Bolden's death hit many in the AMLC and USAMMA Family particularly hard, Williams said, primarily because of the impact he made through his personal interactions and relationships with everyone he met.
Like Daley and others, Williams shared a special bond with Bolden.
"I'm also a minister at First Missionary (Baptist Church) and he would come out to hear my sermons and support me," Williams said. "He was just a great friend."
Williams will officiate Bolden's funeral service on Friday, Nov. 22 at First Missionary Baptist Church in Frederick, starting at 11 a.m. The family will receive friends from 3 p.m. to 5 p.m. and 7 p.m. to 9 p.m. on Thursday, Nov. 21 at the Keeney and Basford Funeral Home.
Daley recalled Bolden's love for exercising and coaching his sons' sports teams, but also chowing down on some Old Bay chicken wings and enjoying margaritas.
"And he had impeccable fashion," she said, cracking a smile.
Daley remembered a recent work trip where she, Bolden and others took some time to hike in the mountains near Ogden, Utah.
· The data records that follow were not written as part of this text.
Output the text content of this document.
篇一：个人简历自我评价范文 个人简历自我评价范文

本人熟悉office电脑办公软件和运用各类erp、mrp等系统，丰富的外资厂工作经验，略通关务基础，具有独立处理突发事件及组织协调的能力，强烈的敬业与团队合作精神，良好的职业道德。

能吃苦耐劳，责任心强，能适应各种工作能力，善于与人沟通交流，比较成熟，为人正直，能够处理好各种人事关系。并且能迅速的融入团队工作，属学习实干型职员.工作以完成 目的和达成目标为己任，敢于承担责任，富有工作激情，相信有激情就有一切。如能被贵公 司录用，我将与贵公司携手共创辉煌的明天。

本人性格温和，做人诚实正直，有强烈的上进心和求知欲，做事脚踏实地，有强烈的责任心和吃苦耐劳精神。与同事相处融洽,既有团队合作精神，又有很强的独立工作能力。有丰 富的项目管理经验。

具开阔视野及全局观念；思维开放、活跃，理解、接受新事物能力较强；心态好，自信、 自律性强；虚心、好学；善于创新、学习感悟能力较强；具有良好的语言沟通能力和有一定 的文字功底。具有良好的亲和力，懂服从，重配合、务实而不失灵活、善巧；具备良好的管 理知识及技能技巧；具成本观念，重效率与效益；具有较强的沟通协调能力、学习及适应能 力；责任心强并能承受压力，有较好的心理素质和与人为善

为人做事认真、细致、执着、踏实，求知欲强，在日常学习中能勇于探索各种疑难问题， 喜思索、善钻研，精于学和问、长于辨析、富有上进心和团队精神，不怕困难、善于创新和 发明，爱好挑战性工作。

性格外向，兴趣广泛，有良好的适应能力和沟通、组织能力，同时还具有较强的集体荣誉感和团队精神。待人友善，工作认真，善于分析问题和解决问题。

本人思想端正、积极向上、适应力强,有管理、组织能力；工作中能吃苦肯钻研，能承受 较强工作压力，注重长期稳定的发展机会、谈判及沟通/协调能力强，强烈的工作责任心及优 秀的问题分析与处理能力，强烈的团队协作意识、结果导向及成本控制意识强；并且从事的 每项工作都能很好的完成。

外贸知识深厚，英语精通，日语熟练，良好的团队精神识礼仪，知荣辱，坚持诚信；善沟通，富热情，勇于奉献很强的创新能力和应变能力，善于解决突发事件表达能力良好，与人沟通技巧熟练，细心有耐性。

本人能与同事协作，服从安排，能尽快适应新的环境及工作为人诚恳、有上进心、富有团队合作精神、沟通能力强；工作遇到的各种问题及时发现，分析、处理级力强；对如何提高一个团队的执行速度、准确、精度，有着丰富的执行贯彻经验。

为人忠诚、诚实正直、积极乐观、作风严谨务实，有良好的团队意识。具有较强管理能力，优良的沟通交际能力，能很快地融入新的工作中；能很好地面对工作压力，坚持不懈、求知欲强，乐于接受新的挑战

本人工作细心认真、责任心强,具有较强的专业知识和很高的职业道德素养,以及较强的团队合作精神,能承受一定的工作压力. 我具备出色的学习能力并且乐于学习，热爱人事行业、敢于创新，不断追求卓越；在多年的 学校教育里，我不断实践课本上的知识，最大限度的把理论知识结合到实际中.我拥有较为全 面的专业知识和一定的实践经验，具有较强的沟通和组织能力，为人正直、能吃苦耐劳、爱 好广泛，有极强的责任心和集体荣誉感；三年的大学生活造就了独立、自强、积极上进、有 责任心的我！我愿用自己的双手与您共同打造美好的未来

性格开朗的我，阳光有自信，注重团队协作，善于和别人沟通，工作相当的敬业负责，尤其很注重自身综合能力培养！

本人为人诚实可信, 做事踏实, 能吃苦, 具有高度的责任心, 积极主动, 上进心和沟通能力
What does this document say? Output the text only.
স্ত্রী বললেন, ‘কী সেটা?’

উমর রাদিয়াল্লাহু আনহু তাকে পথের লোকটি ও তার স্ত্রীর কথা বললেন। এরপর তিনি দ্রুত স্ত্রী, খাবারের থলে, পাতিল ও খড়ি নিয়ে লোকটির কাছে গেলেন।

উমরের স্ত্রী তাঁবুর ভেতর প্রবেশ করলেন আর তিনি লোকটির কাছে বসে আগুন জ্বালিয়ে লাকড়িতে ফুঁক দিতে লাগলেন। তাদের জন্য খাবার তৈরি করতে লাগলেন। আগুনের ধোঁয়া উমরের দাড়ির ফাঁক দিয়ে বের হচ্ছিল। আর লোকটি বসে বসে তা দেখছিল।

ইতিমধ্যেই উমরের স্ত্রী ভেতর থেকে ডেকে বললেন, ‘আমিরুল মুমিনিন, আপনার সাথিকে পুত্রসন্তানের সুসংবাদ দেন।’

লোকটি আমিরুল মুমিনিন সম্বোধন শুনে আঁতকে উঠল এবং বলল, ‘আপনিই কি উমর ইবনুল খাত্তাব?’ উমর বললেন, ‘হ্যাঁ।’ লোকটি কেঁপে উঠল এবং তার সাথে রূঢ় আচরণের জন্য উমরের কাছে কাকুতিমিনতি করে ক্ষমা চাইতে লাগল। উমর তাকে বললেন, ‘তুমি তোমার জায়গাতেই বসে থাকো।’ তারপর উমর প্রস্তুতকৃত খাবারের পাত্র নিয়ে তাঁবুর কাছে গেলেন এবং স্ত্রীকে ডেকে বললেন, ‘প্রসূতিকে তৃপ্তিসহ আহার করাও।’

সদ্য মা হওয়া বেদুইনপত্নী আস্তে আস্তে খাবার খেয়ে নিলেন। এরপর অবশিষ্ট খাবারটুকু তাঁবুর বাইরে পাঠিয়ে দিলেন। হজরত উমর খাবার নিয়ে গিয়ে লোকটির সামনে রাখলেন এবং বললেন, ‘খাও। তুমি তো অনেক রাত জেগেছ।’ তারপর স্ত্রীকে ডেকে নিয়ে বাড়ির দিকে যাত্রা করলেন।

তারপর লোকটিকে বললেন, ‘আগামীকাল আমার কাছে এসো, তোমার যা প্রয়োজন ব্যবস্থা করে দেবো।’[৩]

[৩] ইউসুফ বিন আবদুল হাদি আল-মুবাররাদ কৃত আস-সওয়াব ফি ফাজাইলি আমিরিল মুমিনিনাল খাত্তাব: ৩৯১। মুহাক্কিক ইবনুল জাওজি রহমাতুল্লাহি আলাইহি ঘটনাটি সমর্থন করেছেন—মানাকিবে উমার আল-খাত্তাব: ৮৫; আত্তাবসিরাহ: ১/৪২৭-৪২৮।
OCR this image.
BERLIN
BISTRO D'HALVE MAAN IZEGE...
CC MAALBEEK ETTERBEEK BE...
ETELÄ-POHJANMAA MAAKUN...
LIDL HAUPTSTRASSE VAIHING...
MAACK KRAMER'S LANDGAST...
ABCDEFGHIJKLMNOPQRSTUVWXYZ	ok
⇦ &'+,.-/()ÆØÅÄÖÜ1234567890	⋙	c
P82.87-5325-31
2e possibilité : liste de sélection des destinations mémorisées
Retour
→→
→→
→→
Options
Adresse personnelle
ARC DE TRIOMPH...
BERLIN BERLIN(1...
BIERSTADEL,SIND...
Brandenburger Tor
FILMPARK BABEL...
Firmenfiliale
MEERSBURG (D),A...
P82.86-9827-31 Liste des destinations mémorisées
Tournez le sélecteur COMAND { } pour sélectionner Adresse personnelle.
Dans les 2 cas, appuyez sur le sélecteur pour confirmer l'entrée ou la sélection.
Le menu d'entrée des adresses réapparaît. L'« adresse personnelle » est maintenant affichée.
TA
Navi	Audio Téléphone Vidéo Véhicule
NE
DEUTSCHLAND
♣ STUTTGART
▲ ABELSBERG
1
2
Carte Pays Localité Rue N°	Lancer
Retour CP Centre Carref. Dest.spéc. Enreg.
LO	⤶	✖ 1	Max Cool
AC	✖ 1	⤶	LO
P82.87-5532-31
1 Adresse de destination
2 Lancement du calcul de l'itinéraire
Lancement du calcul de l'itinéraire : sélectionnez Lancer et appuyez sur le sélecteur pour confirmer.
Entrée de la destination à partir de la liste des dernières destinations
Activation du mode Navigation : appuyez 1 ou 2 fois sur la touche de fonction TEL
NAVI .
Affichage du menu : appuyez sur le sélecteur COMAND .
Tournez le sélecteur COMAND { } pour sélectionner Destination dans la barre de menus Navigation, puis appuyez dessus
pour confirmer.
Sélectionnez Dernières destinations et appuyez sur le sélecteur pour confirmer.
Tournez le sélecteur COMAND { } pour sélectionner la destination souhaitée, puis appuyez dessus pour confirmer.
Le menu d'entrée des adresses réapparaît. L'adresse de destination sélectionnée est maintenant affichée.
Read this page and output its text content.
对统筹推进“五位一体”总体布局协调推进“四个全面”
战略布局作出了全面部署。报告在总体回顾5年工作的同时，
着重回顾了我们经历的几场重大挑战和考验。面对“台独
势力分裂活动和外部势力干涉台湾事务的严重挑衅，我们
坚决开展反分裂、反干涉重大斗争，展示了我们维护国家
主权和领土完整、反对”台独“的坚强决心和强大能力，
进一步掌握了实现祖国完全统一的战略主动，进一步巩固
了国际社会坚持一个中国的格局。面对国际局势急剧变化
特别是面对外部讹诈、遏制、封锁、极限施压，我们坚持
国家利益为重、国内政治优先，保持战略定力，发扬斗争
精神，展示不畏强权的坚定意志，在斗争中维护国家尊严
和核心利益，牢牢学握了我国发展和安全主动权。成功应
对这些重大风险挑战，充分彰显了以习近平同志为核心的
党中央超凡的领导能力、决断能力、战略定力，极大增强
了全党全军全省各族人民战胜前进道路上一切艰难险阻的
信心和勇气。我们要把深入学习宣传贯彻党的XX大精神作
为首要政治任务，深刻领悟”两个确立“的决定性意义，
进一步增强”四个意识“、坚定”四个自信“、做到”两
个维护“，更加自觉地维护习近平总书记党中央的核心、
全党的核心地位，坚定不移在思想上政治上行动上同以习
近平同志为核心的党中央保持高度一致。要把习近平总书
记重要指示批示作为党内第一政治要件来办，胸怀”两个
Despite his strict gym regimen, Bolden seemed to prefer letting others in the group lead the way that day.
"I was like, 'C'mon Gillis, you go to the gym every day,'" Daley laughed, adding that she nicknamed him "Mo," short for molasses. "I would always have to tell him to hurry up. ... I think he was just enjoying the scenery."
Maybe it was the thin air in the Utah mountains, but maybe it was simply just the way Bolden lived his life - taking it all in, enjoying the little things and, most importantly, cherishing the people and friendships he made along the way.
"All the stories you hear about him, they are good stories," Williams said. "He enjoyed each day and respected all people. He was always quick to lend a helping hand."